To start, I want to take you back to PUCL Episode 78, where yours truly discussed this same topic with Thatch. I spoke about the importance that roles play, and how each Pokemon should serve a specific function, as well as the fact that they should have some sort of synergy. We’re going to expand on what synergy is, and the different ways it can manifest on a team.
The interaction or cooperation of two or more organizations, substances, or other agents to produce a combined effect greater than the sum of their separate effects.
So what does this mean for Pokemon? Simply put, it means that two or more Pokemon should be able to complement each other, in such a way that they help deal with the opposing threats that either wall or KO them. Without synergy, a team can struggle to find ways to break through a Pokemon or combination of them, or alternatively be completely swept by a Pokemon. For the purpose of this discussion, we’re going to be looking at two different ways synergy can manifest: Type Synergy and Counter Synergy.
This is probably the synergy that most people are familiar with, and the easiest to understand. As the name implies, Type Synergy allows two or more Pokemon to compliment each other’s resistances, creating opportunities to force switches, or to hit back with moves that can threaten the opponent. One of the most time honored type cores is the Fire/Water/Grass Core, so let’s have a look at a recent iteration of it.
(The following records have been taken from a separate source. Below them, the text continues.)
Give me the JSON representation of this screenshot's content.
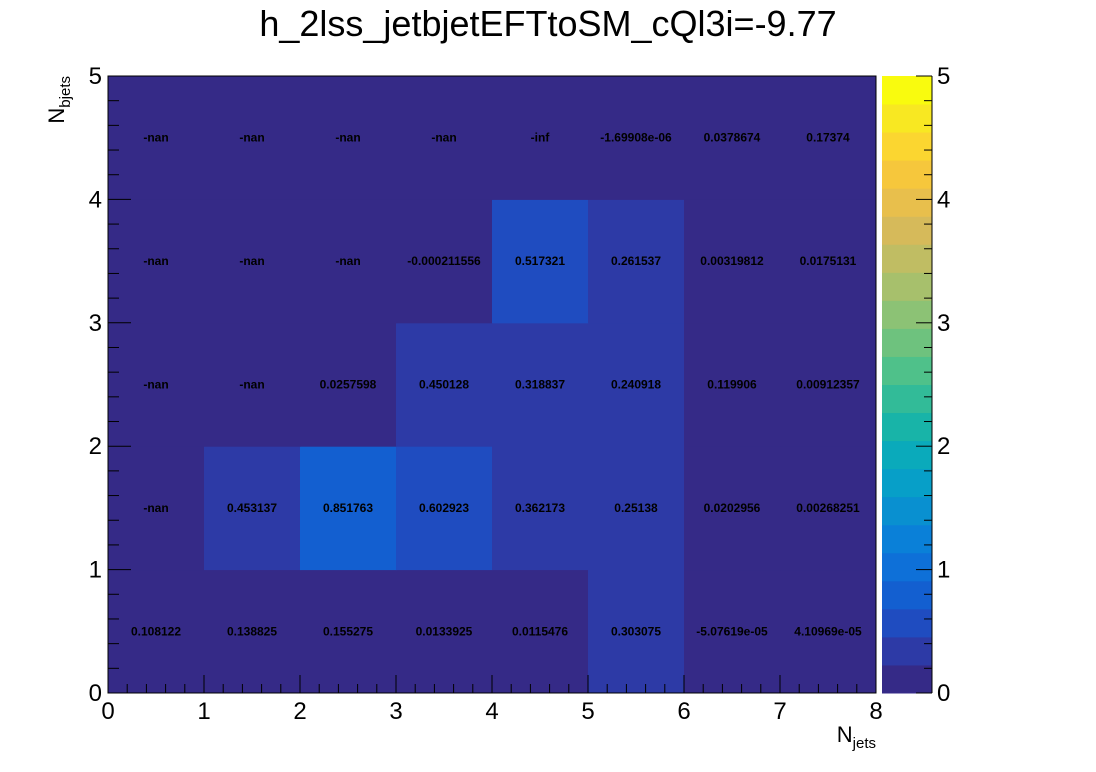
{
  "chart_data": {
    "type": "heatmap",
    "title": "h_2lss_jetbjetEFTtoSM_cQl3i=-9.77",
    "xlabel": {
      "main": "N",
      "sub": "jets"
    },
    "ylabel": {
      "main": "N",
      "sub": "bjets"
    },
    "x_edges": [
      0,
      1,
      2,
      3,
      4,
      5,
      6,
      7,
      8
    ],
    "y_edges": [
      0,
      1,
      2,
      3,
      4,
      5
    ],
    "x_ticks": [
      "0",
      "1",
      "2",
      "3",
      "4",
      "5",
      "6",
      "7",
      "8"
    ],
    "y_ticks": [
      "0",
      "1",
      "2",
      "3",
      "4",
      "5"
    ],
    "z_range": [
      0,
      5
    ],
    "z_ticks": [
      "0",
      "1",
      "2",
      "3",
      "4",
      "5"
    ],
    "palette": [
      "#352a87",
      "#2d3aa6",
      "#1f4cc0",
      "#135fd0",
      "#0e70d8",
      "#0a80d8",
      "#0990d0",
      "#079fc8",
      "#0aaabb",
      "#18b4a8",
      "#32bb98",
      "#4fc18a",
      "#6ec27e",
      "#8cc275",
      "#a7c06c",
      "#c0bd63",
      "#d6ba5a",
      "#e8bf4c",
      "#f6c73c",
      "#fbd630",
      "#f8e822",
      "#f9fb0e"
    ],
    "cells": [
      [
        "0.108122",
        "0.138825",
        "0.155275",
        "0.0133925",
        "0.0115476",
        "0.303075",
        "-5.07619e-05",
        "4.10969e-05"
      ],
      [
        "-nan",
        "0.453137",
        "0.851763",
        "0.602923",
        "0.362173",
        "0.25138",
        "0.0202956",
        "0.00268251"
      ],
      [
        "-nan",
        "-nan",
        "0.0257598",
        "0.450128",
        "0.318837",
        "0.240918",
        "0.119906",
        "0.00912357"
      ],
      [
        "-nan",
        "-nan",
        "-nan",
        "-0.000211556",
        "0.517321",
        "0.261537",
        "0.00319812",
        "0.0175131"
      ],
      [
        "-nan",
        "-nan",
        "-nan",
        "-nan",
        "-inf",
        "-1.69908e-06",
        "0.0378674",
        "0.17374"
      ]
    ]
  }
}
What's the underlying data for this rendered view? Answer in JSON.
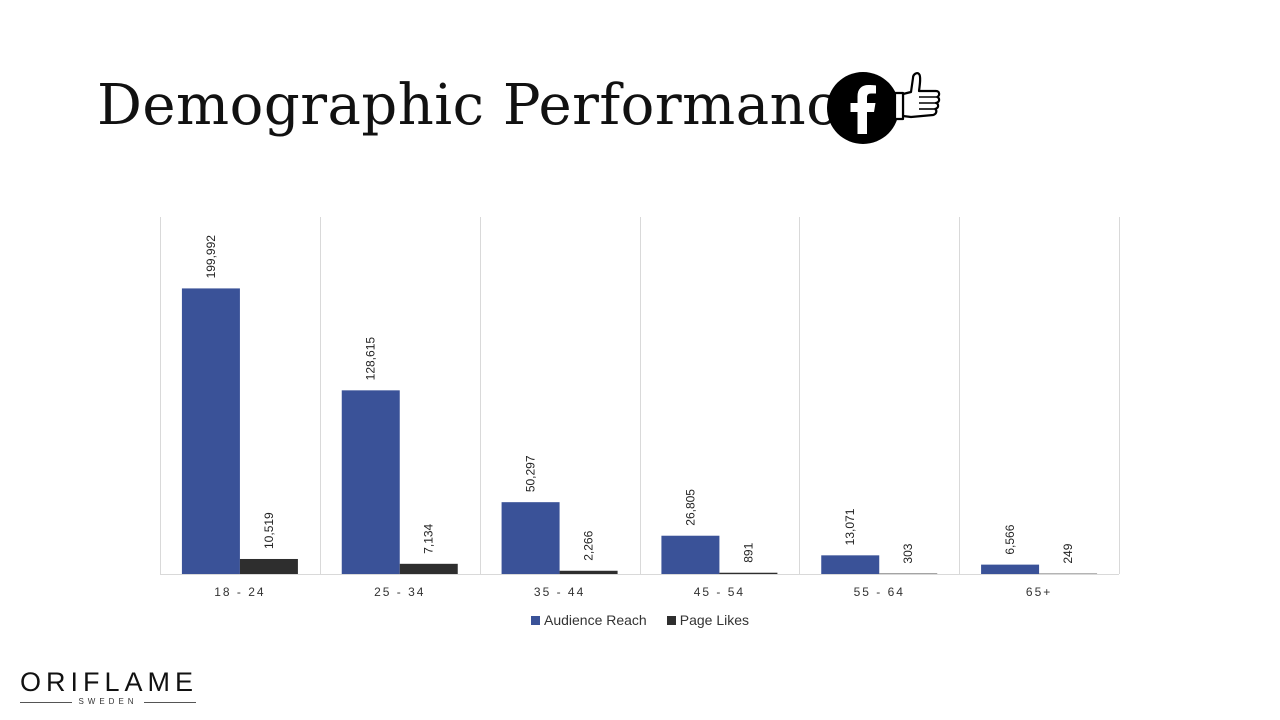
{
  "slide": {
    "title": "Demographic Performance"
  },
  "icons": {
    "facebook": "facebook-logo-icon",
    "thumb": "thumbs-up-icon"
  },
  "brand": {
    "name": "ORIFLAME",
    "sub": "SWEDEN"
  },
  "chart_data": {
    "type": "bar",
    "categories": [
      "18 - 24",
      "25 - 34",
      "35 - 44",
      "45 - 54",
      "55 - 64",
      "65+"
    ],
    "series": [
      {
        "name": "Audience Reach",
        "color": "#3a5298",
        "values": [
          199992,
          128615,
          50297,
          26805,
          13071,
          6566
        ]
      },
      {
        "name": "Page Likes",
        "color": "#2e2e2e",
        "values": [
          10519,
          7134,
          2266,
          891,
          303,
          249
        ]
      }
    ],
    "data_labels": [
      [
        "199,992",
        "128,615",
        "50,297",
        "26,805",
        "13,071",
        "6,566"
      ],
      [
        "10,519",
        "7,134",
        "2,266",
        "891",
        "303",
        "249"
      ]
    ],
    "ylim": [
      0,
      250000
    ],
    "grid": "vertical separators",
    "legend": "bottom"
  }
}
So this is a pretty nasty combination of bulky ‘mons, who are taking advantage of each other’s weaknesses to utilize a combination of status + hazards to slowly whittle down the opponent. A threatening ground type like Zygarde can safely be checked by Tangrowth, while Heatran can absorb any fire moves that come from powerful sweepers like Volcarona, and Gastrodon completes the loop by eating physical attacks for breakfast, causing havoc with a well-placed Scald or Toxic.
This is an example of a defensive core, and relies on pressuring switches to function best. But even for this iron wall of Pokemon, a wallbreaking Charizard Y set that sports Fire Blast, Focus Blast, and Solarbeam can clean through this team thus far. That’s certainly something we’ll keep in mind, as we discuss how to patch those holes up in future articles.
Although this can appear as if it is type synergy, it involves much more than simply resisting a hit to really work well. Counter Synergy more specifically aims to have two Pokemon remove each other’s counters completely, breaking holes in your opponent’s team, and either offensively sweeping through them or defensively stalling them out. For this example we’ll use an offensive core, since I think it lends itself better to showing how it performs.
This is a take on the idea of type spamming, which involves utilizing the physical and special coverage a type provides to clean through a variety of defensive checks. This version called BirdSpam (ironically neither of them are birds) takes advantage of the Physical damage Swords Dance Mega-Pinsir can do, and is complemented by offensive Autotomize Celesteela to resist Pinsir checks like Tapu Lele. Flynium Z is an ideal item on Celesteela, allowing it to secure KOs and guarantee that Beast Boost, paving the way for the rest of your team.
Once again, certain conditions need to be met to allow this core to perform best. Tapu Koko is a clear threat, so something that can safely trap and remove it such as Dugtrio would pair with BirdSpam nicely.